The White House's proposed 2018 EPA budget, with the biggest proposed cut for any federal agency, comes as Trump seeks to clear away regulations he claims are hobbling U.S. oil drillers, coal miners and farmers. The proposed cuts are a starting point in negotiations with Congress, and could be tempered.
The proposal would eliminate 3,200 EPA employees, or 19 percent of the current workforce. It would also effectively erase former President Barack Obama's initiatives to combat climate change by cutting funding for the agency's signature Clean Power Plan aimed at reducing carbon dioxide emissions.
"Consistent with the President's America First Energy Plan, the budget reorients the EPA's air program to protect the air we breathe without unduly burdening the American economy," a summary of the agency's proposed budget said.
Scott Pruitt, the EPA administrator, disputes that human actions are the lead cause of climate change and in his former position as attorney general of oil-producing Oklahoma, he sued the agency more than a dozen times. Pruitt believes Congress should determine whether carbon dioxide is a pollutant that needs regulation. With both chambers currently led by Republicans, and influential committees headed by lawmakers from oil-producing states, that is unlikely anytime soon.
The budget would also eliminate some $100 million in spending on research and international programs on combating climate change.
Trump also doubts the science of climate change and has said the country can reduce green regulations drastically without compromising air and water quality.

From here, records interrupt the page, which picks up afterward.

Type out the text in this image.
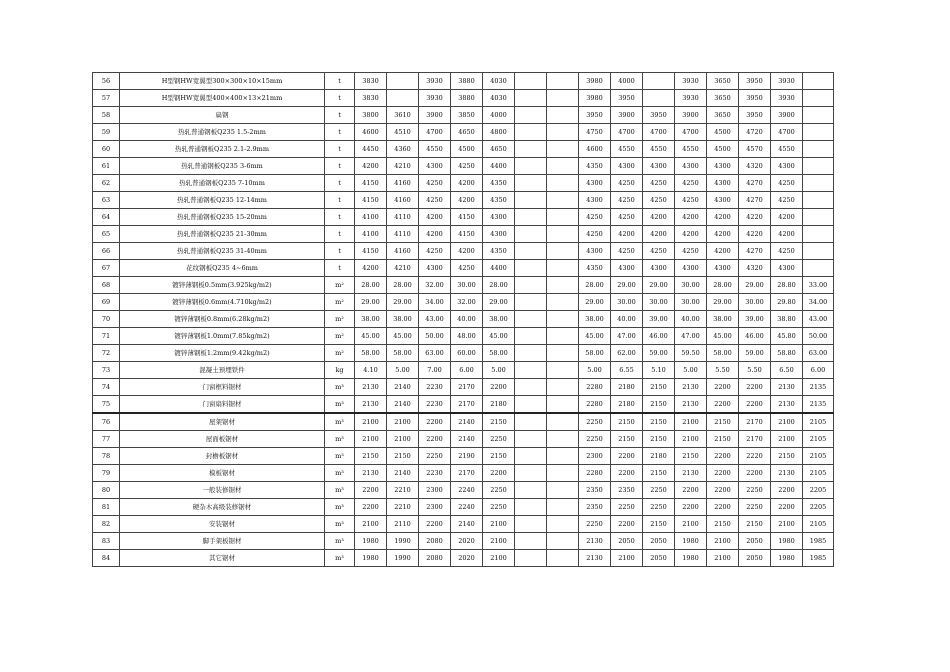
56	H型钢HW宽翼型300×300×10×15mm	t	3830		3930	3880	4030			3980	4000		3930	3650	3950	3930		
57	H型钢HW宽翼型400×400×13×21mm	t	3830		3930	3880	4030			3980	3950		3930	3650	3950	3930		
58	扁钢	t	3800	3610	3900	3850	4000			3950	3900	3950	3900	3650	3950	3900		
59	热轧普通钢板Q235 1.5-2mm	t	4600	4510	4700	4650	4800			4750	4700	4700	4700	4500	4720	4700		
60	热轧普通钢板Q235 2.1-2.9mm	t	4450	4360	4550	4500	4650			4600	4550	4550	4550	4500	4570	4550		
61	热轧普通钢板Q235 3-6mm	t	4200	4210	4300	4250	4400			4350	4300	4300	4300	4300	4320	4300		
62	热轧普通钢板Q235 7-10mm	t	4150	4160	4250	4200	4350			4300	4250	4250	4250	4300	4270	4250		
63	热轧普通钢板Q235 12-14mm	t	4150	4160	4250	4200	4350			4300	4250	4250	4250	4300	4270	4250		
64	热轧普通钢板Q235 15-20mm	t	4100	4110	4200	4150	4300			4250	4250	4200	4200	4200	4220	4200		
65	热轧普通钢板Q235 21-30mm	t	4100	4110	4200	4150	4300			4250	4200	4200	4200	4200	4220	4200		
66	热轧普通钢板Q235 31-40mm	t	4150	4160	4250	4200	4350			4300	4250	4250	4250	4200	4270	4250		
67	花纹钢板Q235 4~6mm	t	4200	4210	4300	4250	4400			4350	4300	4300	4300	4300	4320	4300		
68	镀锌薄钢板0.5mm(3.925kg/m2)	m²	28.00	28.00	32.00	30.00	28.00			28.00	29.00	29.00	30.00	28.00	29.00	28.80	33.00	
69	镀锌薄钢板0.6mm(4.710kg/m2)	m²	29.00	29.00	34.00	32.00	29.00			29.00	30.00	30.00	30.00	29.00	30.00	29.80	34.00	
70	镀锌薄钢板0.8mm(6.28kg/m2)	m²	38.00	38.00	43.00	40.00	38.00			38.00	40.00	39.00	40.00	38.00	39.00	38.80	43.00	
71	镀锌薄钢板1.0mm(7.85kg/m2)	m²	45.00	45.00	50.00	48.00	45.00			45.00	47.00	46.00	47.00	45.00	46.00	45.80	50.00	
72	镀锌薄钢板1.2mm(9.42kg/m2)	m²	58.00	58.00	63.00	60.00	58.00			58.00	62.00	59.00	59.50	58.00	59.00	58.80	63.00	
73	混凝土预埋铁件	kg	4.10	5.00	7.00	6.00	5.00			5.00	6.55	5.10	5.00	5.50	5.50	6.50	6.00	
74	门窗框料锯材	m³	2130	2140	2230	2170	2200			2280	2180	2150	2130	2200	2200	2130	2135	
75	门窗扇料锯材	m³	2130	2140	2230	2170	2180			2280	2180	2150	2130	2200	2200	2130	2135	
76	屋架锯材	m³	2100	2100	2200	2140	2150			2250	2150	2150	2100	2150	2170	2100	2105	
77	屋面板锯材	m³	2100	2100	2200	2140	2250			2250	2150	2150	2100	2150	2170	2100	2105	
78	封檐板锯材	m³	2150	2150	2250	2190	2150			2300	2200	2180	2150	2200	2220	2150	2105	
79	模板锯材	m³	2130	2140	2230	2170	2200			2280	2200	2150	2130	2200	2200	2130	2105	
80	一般装修锯材	m³	2200	2210	2300	2240	2250			2350	2350	2250	2200	2200	2250	2200	2205	
81	硬杂木高级装修锯材	m³	2200	2210	2300	2240	2250			2350	2250	2250	2200	2200	2250	2200	2205	
82	安装锯材	m³	2100	2110	2200	2140	2100			2250	2200	2150	2100	2150	2150	2100	2105	
83	脚手架板锯材	m³	1980	1990	2080	2020	2100			2130	2050	2050	1980	2100	2050	1980	1985	
84	其它锯材	m³	1980	1990	2080	2020	2100			2130	2100	2050	1980	2100	2050	1980	1985	
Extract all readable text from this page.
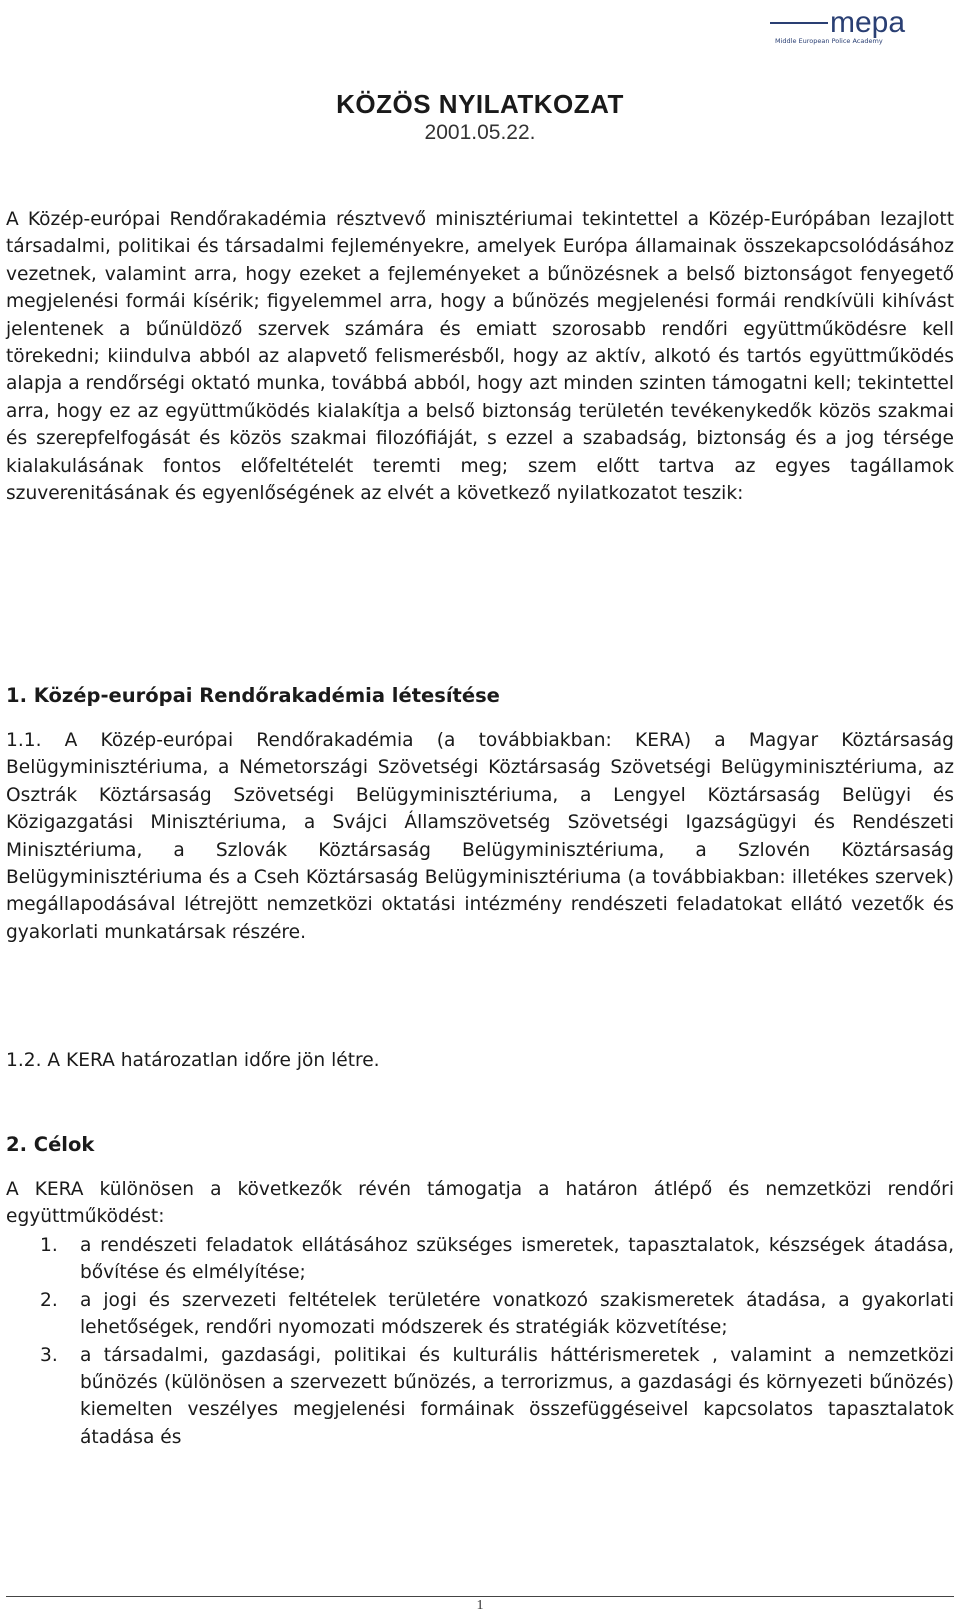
mepa
Middle European Police Academy
KÖZÖS NYILATKOZAT
2001.05.22.

A Közép-európai Rendőrakadémia résztvevő minisztériumai tekintettel a Közép-Európában lezajlott társadalmi, politikai és társadalmi fejleményekre, amelyek Európa államainak összekapcsolódásához vezetnek, valamint arra, hogy ezeket a fejleményeket a bűnözésnek a belső biztonságot fenyegető megjelenési formái kísérik; figyelemmel arra, hogy a bűnözés megjelenési formái rendkívüli kihívást jelentenek a bűnüldöző szervek számára és emiatt szorosabb rendőri együttműködésre kell törekedni; kiindulva abból az alapvető felismerésből, hogy az aktív, alkotó és tartós együttműködés alapja a rendőrségi oktató munka, továbbá abból, hogy azt minden szinten támogatni kell; tekintettel arra, hogy ez az együttműködés kialakítja a belső biztonság területén tevékenykedők közös szakmai és szerepfelfogását és közös szakmai filozófiáját, s ezzel a szabadság, biztonság és a jog térsége kialakulásának fontos előfeltételét teremti meg; szem előtt tartva az egyes tagállamok szuverenitásának és egyenlőségének az elvét a következő nyilatkozatot teszik:

1. Közép-európai Rendőrakadémia létesítése

1.1. A Közép-európai Rendőrakadémia (a továbbiakban: KERA) a Magyar Köztársaság Belügyminisztériuma, a Németországi Szövetségi Köztársaság Szövetségi Belügyminisztériuma, az Osztrák Köztársaság Szövetségi Belügyminisztériuma, a Lengyel Köztársaság Belügyi és Közigazgatási Minisztériuma, a Svájci Államszövetség Szövetségi Igazságügyi és Rendészeti Minisztériuma, a Szlovák Köztársaság Belügyminisztériuma, a Szlovén Köztársaság Belügyminisztériuma és a Cseh Köztársaság Belügyminisztériuma (a továbbiakban: illetékes szervek) megállapodásával létrejött nemzetközi oktatási intézmény rendészeti feladatokat ellátó vezetők és gyakorlati munkatársak részére.

1.2. A KERA határozatlan időre jön létre.
2. Célok

A KERA különösen a következők révén támogatja a határon átlépő és nemzetközi rendőri együttműködést:

1. a rendészeti feladatok ellátásához szükséges ismeretek, tapasztalatok, készségek átadása, bővítése és elmélyítése;
2. a jogi és szervezeti feltételek területére vonatkozó szakismeretek átadása, a gyakorlati lehetőségek, rendőri nyomozati módszerek és stratégiák közvetítése;
3. a társadalmi, gazdasági, politikai és kulturális háttérismeretek , valamint a nemzetközi bűnözés (különösen a szervezett bűnözés, a terrorizmus, a gazdasági és környezeti bűnözés) kiemelten veszélyes megjelenési formáinak összefüggéseivel kapcsolatos tapasztalatok átadása és
1
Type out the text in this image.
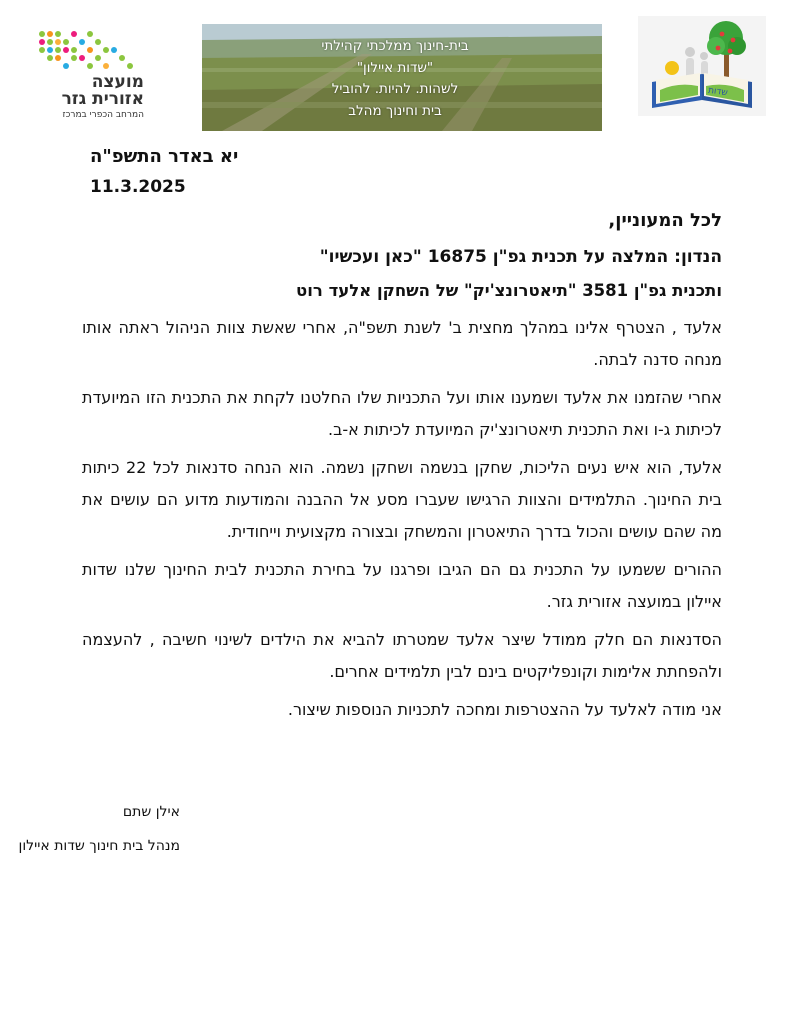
שדות
בית-חינוך ממלכתי קהילתי
"שדות איילון"
לשהות. להיות. להוביל
בית וחינוך מהלב
מועצה
אזורית גזר
המרחב הכפרי במרכז
יא באדר התשפ"ה
11.3.2025
לכל המעוניין,
הנדון: המלצה על תכנית גפ"ן 16875 "כאן ועכשיו"
ותכנית גפ"ן 3581 "תיאטרונצ'יק" של השחקן אלעד רוט
אלעד , הצטרף אלינו במהלך מחצית ב' לשנת תשפ"ה, אחרי שאשת צוות הניהול ראתה אותו מנחה סדנה לבתה.
אחרי שהזמנו את אלעד ושמענו אותו ועל התכניות שלו החלטנו לקחת את התכנית הזו המיועדת לכיתות ג-ו ואת התכנית תיאטרונצ'יק המיועדת לכיתות א-ב.
אלעד, הוא איש נעים הליכות, שחקן בנשמה ושחקן נשמה. הוא הנחה סדנאות לכל 22 כיתות בית החינוך. התלמידים והצוות הרגישו שעברו מסע אל ההבנה והמודעות מדוע הם עושים את מה שהם עושים והכול בדרך התיאטרון והמשחק ובצורה מקצועית וייחודית.
ההורים ששמעו על התכנית גם הם הגיבו ופרגנו על בחירת התכנית לבית החינוך שלנו שדות איילון במועצה אזורית גזר.
הסדנאות הם חלק ממודל שיצר אלעד שמטרתו להביא את הילדים לשינוי חשיבה , להעצמה ולהפחתת אלימות וקונפליקטים בינם לבין תלמידים אחרים.
אני מודה לאלעד על ההצטרפות ומחכה לתכניות הנוספות שיצור.
אילן שתם
מנהל בית חינוך שדות איילון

Mick Mulvaney, Trump's budget director, told reporters the EPA's core functions and beyond "could be satisfied by this budget" and the agency would have flexibility in how to implement cuts. But he was direct in describing Trump's vision. "The president wants a smaller EPA," he said.
But the EPA had already faced sharp cuts under Obama. Janet McCabe, a former EPA air official, said the proposed budget would not only harm the ability of the agency to respond to emergencies, it would hurt day-to-day efforts on keeping air and water clean to protect human health.
TURN BACK THE CLOCK
The proposed cuts would extend well beyond climate change. It would cut some $427 million to regional pollution cleanup programs, including in the Great Lakes and Chesapeake Bay. Funding for the Superfund program to clean up the nation's most contaminated sites would drop by $330 million to $762 million.
The budget summary said the rationale is to give local and state governments - often facing severe budget constraints themselves - responsibility for such clean-up efforts.
Trump's proposal would also cut the budget for the EPA's enforcement division, which fines companies for pollution, by 31 percent. It would axe dozens of other programs including the popular Energy Star appliance efficiency program aimed at reducing U.S. energy consumption.
Environmentalists blasted the plan, saying it would return America back to 1977 when smoggy skies and polluted rivers pushed lawmakers to strengthen federal clean air and clean water laws. "Turning back the clock to 1977 will not 'Make America Great Again'. It will 'Make America Gag Again,'" said Conrad Schneider, the advocacy director at Clean Air Task Force.
One area that would see a small boost is for State Revolving Funds, low-interest loans for investments in water and sanitation infrastructure. The budget would add $4 million to the funds, bringing its budget up to $100 million.
While the budget was a dark cloud for many EPA employees, there was at least a bit of hope that some opportunities existed at the other side of the country.
At the EPA’s headquarters in Washington, representatives of the state of California where energy commissions and a clean air agency are hiring, handed recruitment fliers to employees on their way to work. "Fight Climate Change, Work for California," the fliers said.